Just as they left the synagogue, he went to Simon and Andrew's house with Jacob and John. Simon's mother-in-law lay bedridden with a fever, and they immediately told him about her. So he approached her and took her hand. Immediately the fever left her, and she waited on them.
When evening came, when the sun had set, they brought to him all those who were afflicted or demon-possessed. The whole city was gathered at the door! He healed many, who had various illnesses, and he also cast out several demons. He didn't allow the demons to speak, because they knew him.
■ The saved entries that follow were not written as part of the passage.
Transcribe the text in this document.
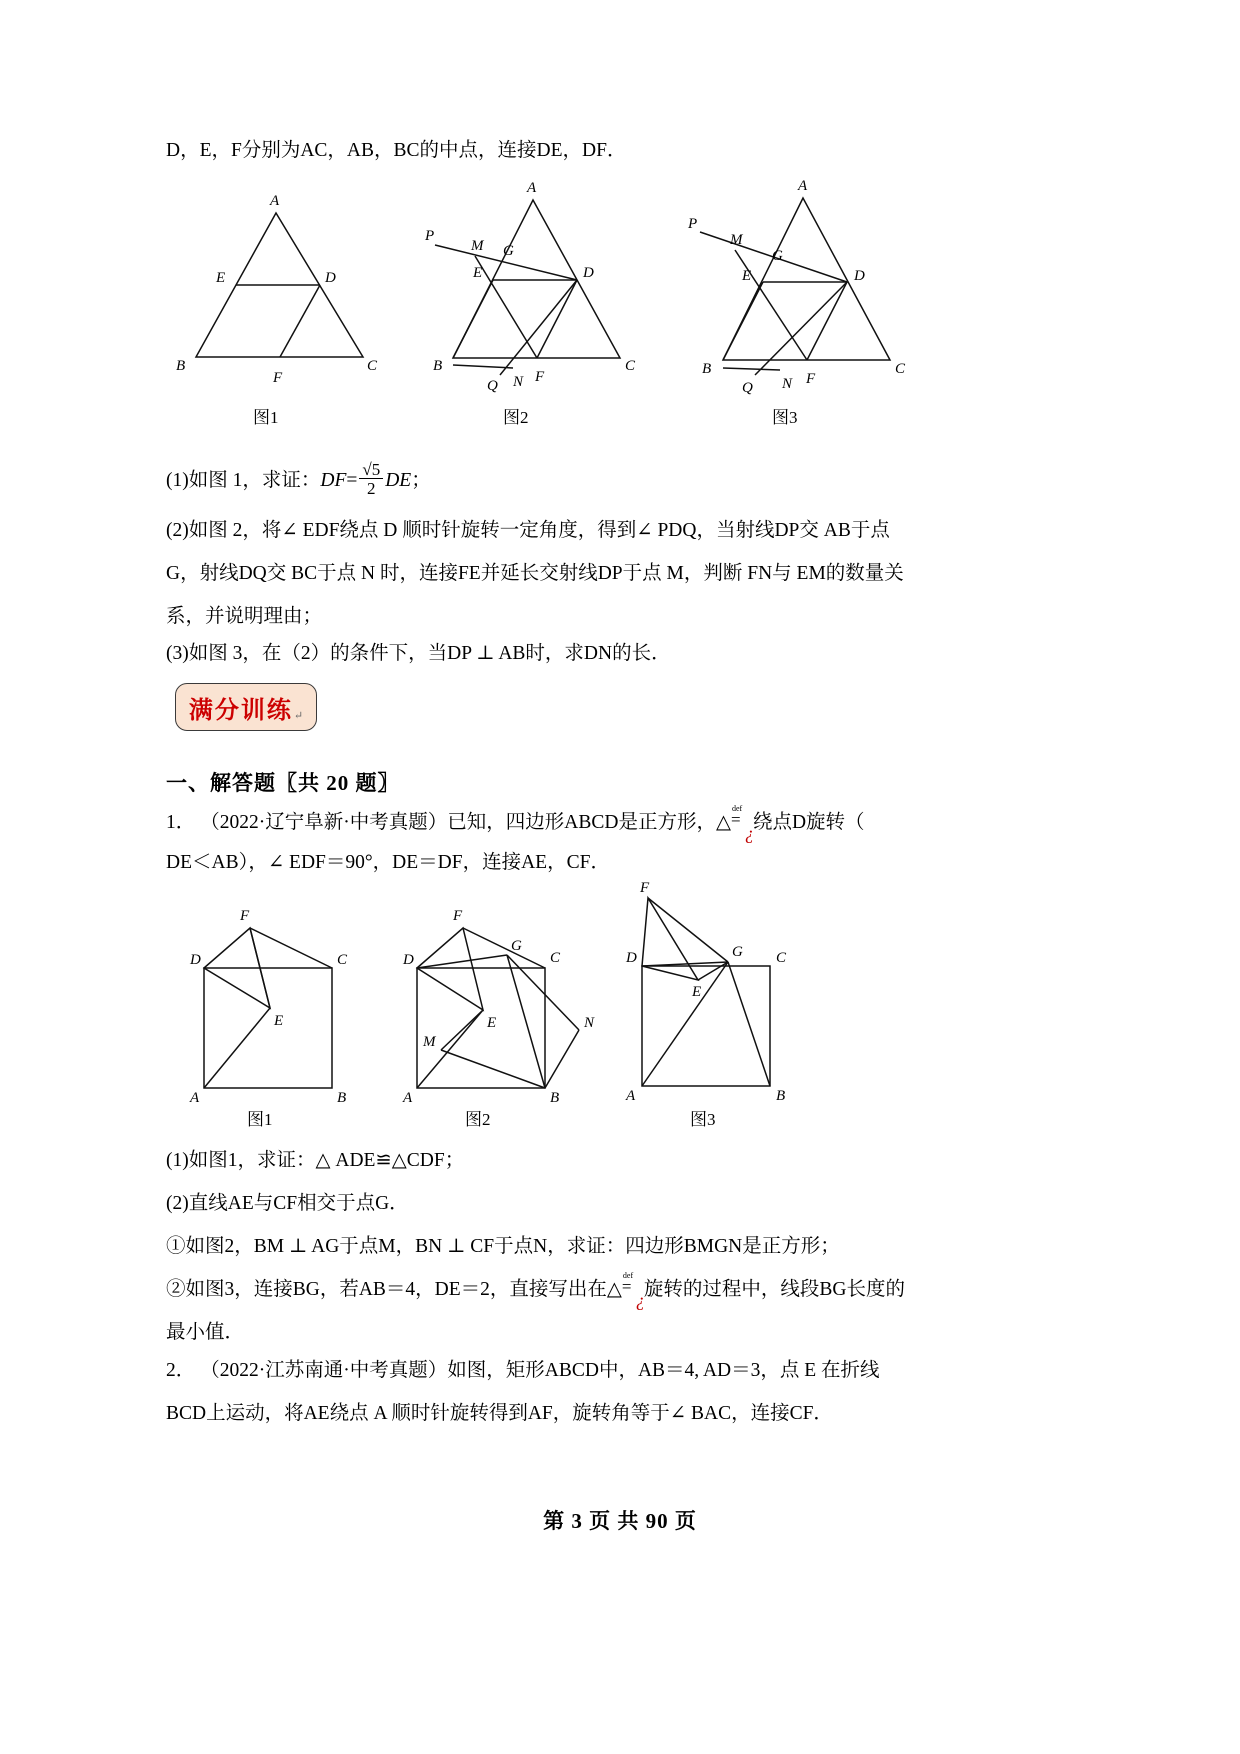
D，E，F分别为AC，AB，BC的中点，连接DE，DF．
A
E	D
B
F
C
图1
A
P
M G
E	D
B
Q N F
C
图2
P
A
M
G
E	D
B
Q N F
C
图3
(1)如图 1，求证：$DF= \frac{√5}{2}$ DE；
(2)如图 2，将∠ EDF绕点 D 顺时针旋转一定角度，得到∠ PDQ，当射线DP交 AB于点
G，射线DQ交 BC于点 N 时，连接FE并延长交射线DP于点 M，判断 FN与 EM的数量关
系，并说明理由；
(3)如图 3，在（2）的条件下，当DP ⊥ AB时，求DN的长．
满分训练 ↵
一、解答题〖共 20 题〗
1． （2022·辽宁阜新·中考真题）已知，四边形ABCD是正方形，△
def
=
¿ 绕点D旋转（
DE＜AB），∠ EDF＝90°，DE＝DF，连接AE，CF．
F
D	C
E
A	B
图1
F
D
G
C
N
E
M
A	B
图2
F
D	G C
E
A	B
图3
(1)如图1，求证：△ ADE≌△CDF；
(2)直线AE与CF相交于点G．
①如图2，BM ⊥ AG于点M，BN ⊥ CF于点N，求证：四边形BMGN是正方形；
②如图3，连接BG，若AB＝4，DE＝2，直接写出在△
def
=
¿ 旋转的过程中，线段BG长度的
最小值．
2． （2022·江苏南通·中考真题）如图，矩形ABCD中，AB＝4, AD＝3，点 E 在折线
BCD上运动，将AE绕点 A 顺时针旋转得到AF，旋转角等于∠ BAC，连接CF．
第 3 页 共 90 页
1. "Manner of teaching" (v 22). While there is no "style of" or "approach to" there in Greek, I believe this is the idea referred to. Translating it as "teaching" would give readers the impression that the new thing is the content of his message. While that is unique, the focus of the passage is how he taught. If a straightforward reading of "teaching" gives the wrong impression, then it's better to insert words for clarity, IMO. I could be wrong.
2. "Power" (vv 22, 27). It's not that I think the more usual "authority" is inaccurate here. It's just that the idea is supernatural, miraculous authority. Since we aren't usually accustomed to the idea of miracles as having authority over something, I just think "power" sounds like more natural English.
3. Verse 23: I can't tell if Mark is saying that someone in the synagogue was suddenly possessed, or if someone already possessed just suddenly ran into the synagogue.
3. "Evil spirit" (vv 23, 26f). In Greek it's literally "unclean spirit(s)." I don't know enough about this issue to deviate from traditional translation here, though. I'd like to find an answer to why it's usually rendered "evil spirit."
4. As far as I can understand this Greek idiom, it seems that "what between you and me" is an expression of hostility or defensiveness. As it so happens, the best English equivalent has profanity in it. Should we be surprised that a demon would say that? I don't think so. I would render Jesus' response to Mary in John 2:4 differently, and that's another story.
5. "rumor spread" (v 28). "This report went out" just doesn't work. It's clearly word-of-mouth, informal spread of rumor rather than a spy's formal report. Oh, and rumors don't have to be false. The point is that Jesus became well-known among the populace by word of mouth.
6. "Bedridden" (v 30). It's clearly implied that she couldn't move around. Keep in mind that the English word bedridden doesn't necessarily mean you're in a bed. It just means you can't move around.
7. "She waited on them" (v 31). Mostly following NIV here. The idea is that she made them a meal and such, and so I could say "entertained them [as guests]" but I don't like brackets. Specifically, she made them dinner since it was nighttime, but since Mark isn't being that specific, neither will I.
8. "Demon-possessed" (v 32). Again following the NIV. I wonder if perhaps this includes not just outright possession but also lesser torments such as nightmares, etc. I don't know just how much of difficulty is linked with demonic activity, so it's hard to say.
With this section we see the continuation of spiritual warfare. Last time, Mark briefly mentions the temptation in the desert, where Jesus stands firm against Satan's attacks. Retreating with his tail between his legs, he sends his minions to harass Jesus while he teaches in the synagogue. Instead of trying to say that Jesus is not the Messiah, the demon tries to reveal Jesus. Since people don't yet understand that the Messiah is a passover lamb and not a Romans-conquering lion, this would be detrimental for Jesus' ministry.
But he keeps himself and the situation under control. There's no stopping the spread of his teaching of repentance, nor the powerful style of his teaching. The people are utterly astonished.
Mark moves us along quickly to the next incident, a rather quick mention of healing various people, and refusing to allow demons to reveal him. I think the point of this section is to show the results of the synagogue exorcism: "the entire city" was gathered at the door, since "this rumor immediately spread everywhere." Because of experience with his first exorcism, Jesus knew to not let the demons speak -- and preventing their speech was completely within his power.
Mark is such a sudden gospel! I have no idea how many times the word "immediately" occur, but it's quite a lot. Also the exaggeration of "everyone" or "the whole city" or "everywhere." Mark is just intense and dramatic. Wonderful.